In the multicenter, block-randomized, double-blind, placebo-controlled Effects of Aspirin in Gestation and Reproduction (EAGeR) trial, 1,228 women received either the intervention (81mg LDA plus 500mcg folic acid daily) or a placebo identical in appearance. The participants trying to conceive were 18–40 years of age with regular menstrual cycles, no known history of infertility, and confirmation of one or two prior pregnancy losses at <20 weeks during the preceding 12 months. The primary outcomes were time to pregnancy (TTP) and six-month cumulative incidence of pregnancy (hCG detected pregnancy or clinically confirmed pregnancy).

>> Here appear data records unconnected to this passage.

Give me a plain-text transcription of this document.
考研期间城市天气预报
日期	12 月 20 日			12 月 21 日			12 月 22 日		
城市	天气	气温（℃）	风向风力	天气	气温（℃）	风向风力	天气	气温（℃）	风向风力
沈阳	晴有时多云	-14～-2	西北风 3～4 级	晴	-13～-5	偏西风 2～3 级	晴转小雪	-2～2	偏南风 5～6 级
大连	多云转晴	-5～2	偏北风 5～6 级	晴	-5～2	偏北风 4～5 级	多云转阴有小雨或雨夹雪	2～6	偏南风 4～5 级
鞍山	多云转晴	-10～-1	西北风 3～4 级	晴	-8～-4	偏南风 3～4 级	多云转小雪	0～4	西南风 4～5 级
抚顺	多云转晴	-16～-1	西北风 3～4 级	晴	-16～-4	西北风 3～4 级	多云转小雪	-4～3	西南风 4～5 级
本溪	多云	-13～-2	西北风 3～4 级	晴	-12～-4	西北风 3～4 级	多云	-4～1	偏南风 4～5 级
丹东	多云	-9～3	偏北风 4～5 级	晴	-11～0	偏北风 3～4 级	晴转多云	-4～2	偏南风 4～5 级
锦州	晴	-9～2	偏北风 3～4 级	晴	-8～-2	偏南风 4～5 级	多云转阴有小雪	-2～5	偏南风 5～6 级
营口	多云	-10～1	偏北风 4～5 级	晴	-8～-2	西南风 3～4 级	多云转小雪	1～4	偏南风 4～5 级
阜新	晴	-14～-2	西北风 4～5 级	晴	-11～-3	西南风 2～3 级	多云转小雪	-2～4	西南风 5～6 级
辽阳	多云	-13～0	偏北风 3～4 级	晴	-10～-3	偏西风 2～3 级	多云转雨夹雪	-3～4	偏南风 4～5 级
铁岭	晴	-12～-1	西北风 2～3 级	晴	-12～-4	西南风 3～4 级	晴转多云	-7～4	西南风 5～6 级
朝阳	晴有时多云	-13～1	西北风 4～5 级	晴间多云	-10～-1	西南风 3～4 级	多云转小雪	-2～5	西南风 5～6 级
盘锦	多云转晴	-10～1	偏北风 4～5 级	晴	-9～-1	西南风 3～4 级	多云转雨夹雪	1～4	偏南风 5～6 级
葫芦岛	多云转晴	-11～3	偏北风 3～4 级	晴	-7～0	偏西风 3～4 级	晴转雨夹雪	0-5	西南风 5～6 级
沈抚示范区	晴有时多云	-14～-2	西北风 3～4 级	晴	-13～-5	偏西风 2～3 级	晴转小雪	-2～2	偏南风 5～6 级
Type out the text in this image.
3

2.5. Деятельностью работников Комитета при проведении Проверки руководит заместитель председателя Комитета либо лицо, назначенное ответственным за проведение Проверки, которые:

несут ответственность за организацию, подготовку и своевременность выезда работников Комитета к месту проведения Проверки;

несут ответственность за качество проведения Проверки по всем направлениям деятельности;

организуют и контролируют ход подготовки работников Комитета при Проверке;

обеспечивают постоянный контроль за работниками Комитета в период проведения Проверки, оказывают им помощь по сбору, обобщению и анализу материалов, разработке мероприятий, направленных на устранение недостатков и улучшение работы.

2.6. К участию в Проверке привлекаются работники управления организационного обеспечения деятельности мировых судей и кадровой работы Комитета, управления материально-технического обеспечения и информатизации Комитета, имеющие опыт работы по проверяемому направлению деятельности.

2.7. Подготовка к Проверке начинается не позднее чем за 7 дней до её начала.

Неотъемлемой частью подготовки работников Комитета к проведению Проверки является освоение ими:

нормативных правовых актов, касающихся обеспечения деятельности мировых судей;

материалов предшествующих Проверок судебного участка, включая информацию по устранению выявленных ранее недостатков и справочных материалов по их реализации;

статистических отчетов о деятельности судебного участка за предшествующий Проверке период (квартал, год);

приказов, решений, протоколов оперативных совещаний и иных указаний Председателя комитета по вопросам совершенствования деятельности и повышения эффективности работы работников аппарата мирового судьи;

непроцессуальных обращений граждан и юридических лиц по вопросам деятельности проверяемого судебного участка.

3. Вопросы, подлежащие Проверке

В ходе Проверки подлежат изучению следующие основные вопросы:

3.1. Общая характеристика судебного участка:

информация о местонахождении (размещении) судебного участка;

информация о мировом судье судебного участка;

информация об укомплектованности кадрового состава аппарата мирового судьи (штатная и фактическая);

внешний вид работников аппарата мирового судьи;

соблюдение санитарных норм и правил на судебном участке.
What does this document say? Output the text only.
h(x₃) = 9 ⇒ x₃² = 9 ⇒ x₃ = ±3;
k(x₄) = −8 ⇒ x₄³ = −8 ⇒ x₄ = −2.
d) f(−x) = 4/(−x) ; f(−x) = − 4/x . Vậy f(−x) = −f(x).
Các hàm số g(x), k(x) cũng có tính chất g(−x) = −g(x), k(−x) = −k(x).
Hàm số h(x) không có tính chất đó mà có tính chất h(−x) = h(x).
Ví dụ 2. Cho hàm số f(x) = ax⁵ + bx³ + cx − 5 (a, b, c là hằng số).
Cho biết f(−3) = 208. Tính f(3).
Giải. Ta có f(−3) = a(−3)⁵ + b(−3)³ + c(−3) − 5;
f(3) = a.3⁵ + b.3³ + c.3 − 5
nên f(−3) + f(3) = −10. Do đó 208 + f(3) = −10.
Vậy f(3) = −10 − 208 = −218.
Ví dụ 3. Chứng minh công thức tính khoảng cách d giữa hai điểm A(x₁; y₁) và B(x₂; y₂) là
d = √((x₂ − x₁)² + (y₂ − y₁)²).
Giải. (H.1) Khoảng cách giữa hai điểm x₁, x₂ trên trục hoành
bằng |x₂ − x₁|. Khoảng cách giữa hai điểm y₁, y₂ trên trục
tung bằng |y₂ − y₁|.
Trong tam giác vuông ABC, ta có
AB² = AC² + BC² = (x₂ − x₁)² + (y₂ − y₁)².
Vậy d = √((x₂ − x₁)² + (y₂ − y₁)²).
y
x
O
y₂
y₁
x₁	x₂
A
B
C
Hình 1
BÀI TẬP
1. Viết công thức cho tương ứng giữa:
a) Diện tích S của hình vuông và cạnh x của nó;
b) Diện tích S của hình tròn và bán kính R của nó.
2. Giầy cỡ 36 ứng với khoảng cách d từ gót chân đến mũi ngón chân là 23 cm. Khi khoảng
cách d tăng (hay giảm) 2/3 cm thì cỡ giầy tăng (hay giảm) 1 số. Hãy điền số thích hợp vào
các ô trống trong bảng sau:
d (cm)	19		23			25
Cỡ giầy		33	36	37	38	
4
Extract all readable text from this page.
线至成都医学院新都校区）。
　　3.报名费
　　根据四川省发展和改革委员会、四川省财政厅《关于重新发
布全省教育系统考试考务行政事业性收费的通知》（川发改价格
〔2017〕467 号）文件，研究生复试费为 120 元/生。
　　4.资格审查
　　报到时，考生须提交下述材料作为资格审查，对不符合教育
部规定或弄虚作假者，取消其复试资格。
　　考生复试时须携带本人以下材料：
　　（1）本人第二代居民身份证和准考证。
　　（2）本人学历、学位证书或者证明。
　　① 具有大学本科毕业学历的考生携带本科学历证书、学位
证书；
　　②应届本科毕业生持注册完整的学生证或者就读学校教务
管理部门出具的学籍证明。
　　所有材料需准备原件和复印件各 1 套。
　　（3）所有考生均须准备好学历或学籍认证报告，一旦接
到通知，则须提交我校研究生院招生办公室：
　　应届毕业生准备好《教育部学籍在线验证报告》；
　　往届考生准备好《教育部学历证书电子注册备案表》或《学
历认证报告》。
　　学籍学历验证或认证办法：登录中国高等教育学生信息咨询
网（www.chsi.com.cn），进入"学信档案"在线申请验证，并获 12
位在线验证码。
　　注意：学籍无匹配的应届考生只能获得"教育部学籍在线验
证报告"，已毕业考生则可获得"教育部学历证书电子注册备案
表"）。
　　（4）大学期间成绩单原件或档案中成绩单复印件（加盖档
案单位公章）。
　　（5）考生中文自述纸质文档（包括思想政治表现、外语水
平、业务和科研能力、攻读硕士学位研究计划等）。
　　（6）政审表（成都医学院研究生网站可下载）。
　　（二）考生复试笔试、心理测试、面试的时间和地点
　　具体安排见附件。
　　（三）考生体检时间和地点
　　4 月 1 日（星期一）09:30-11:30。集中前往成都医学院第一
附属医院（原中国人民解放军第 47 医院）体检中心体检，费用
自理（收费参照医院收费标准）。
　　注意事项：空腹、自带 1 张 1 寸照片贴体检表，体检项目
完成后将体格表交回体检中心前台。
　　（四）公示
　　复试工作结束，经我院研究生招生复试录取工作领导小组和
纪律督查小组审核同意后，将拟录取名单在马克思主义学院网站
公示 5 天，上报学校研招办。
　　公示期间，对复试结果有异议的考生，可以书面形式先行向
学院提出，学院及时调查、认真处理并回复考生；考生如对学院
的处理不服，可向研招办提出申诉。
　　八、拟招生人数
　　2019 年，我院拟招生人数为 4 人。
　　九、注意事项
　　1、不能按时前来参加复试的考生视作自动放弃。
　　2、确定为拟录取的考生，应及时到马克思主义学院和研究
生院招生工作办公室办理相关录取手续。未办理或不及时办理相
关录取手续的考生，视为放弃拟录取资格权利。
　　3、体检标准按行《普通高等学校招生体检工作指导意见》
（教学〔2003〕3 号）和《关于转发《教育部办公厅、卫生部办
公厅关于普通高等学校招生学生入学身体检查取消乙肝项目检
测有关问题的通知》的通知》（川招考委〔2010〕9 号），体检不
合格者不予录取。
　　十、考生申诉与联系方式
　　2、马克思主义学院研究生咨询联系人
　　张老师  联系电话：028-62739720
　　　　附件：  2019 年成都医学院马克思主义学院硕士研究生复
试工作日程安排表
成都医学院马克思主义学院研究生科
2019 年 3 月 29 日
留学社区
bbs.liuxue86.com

While women with a single documented pregnancy loss of <20 weeks’ gestation in the preceding 12 months saw a significant increase in fecundability and a shortened TTP, the higher rate of fecundability for women with a history of 1–2 pregnancy losses was not statistically significant. For women with a single pregnancy loss, the observed effect of LDA on TTP remained whether the pregnancy was hCG detected or clinically confirmed by early ultrasound. This could indicate that LDA influences ovulation, fertilization, and/or implantation. While the exact mechanism of action is unknown, it may be due to aspirin’s effect in increasing blood flow to the ovaries and endometrium.
Until additional research confirms these findings and explores any additional health risks or added benefits of preconception LDA treatment in women, recommending preconception LDA use is premature, the authors conclude.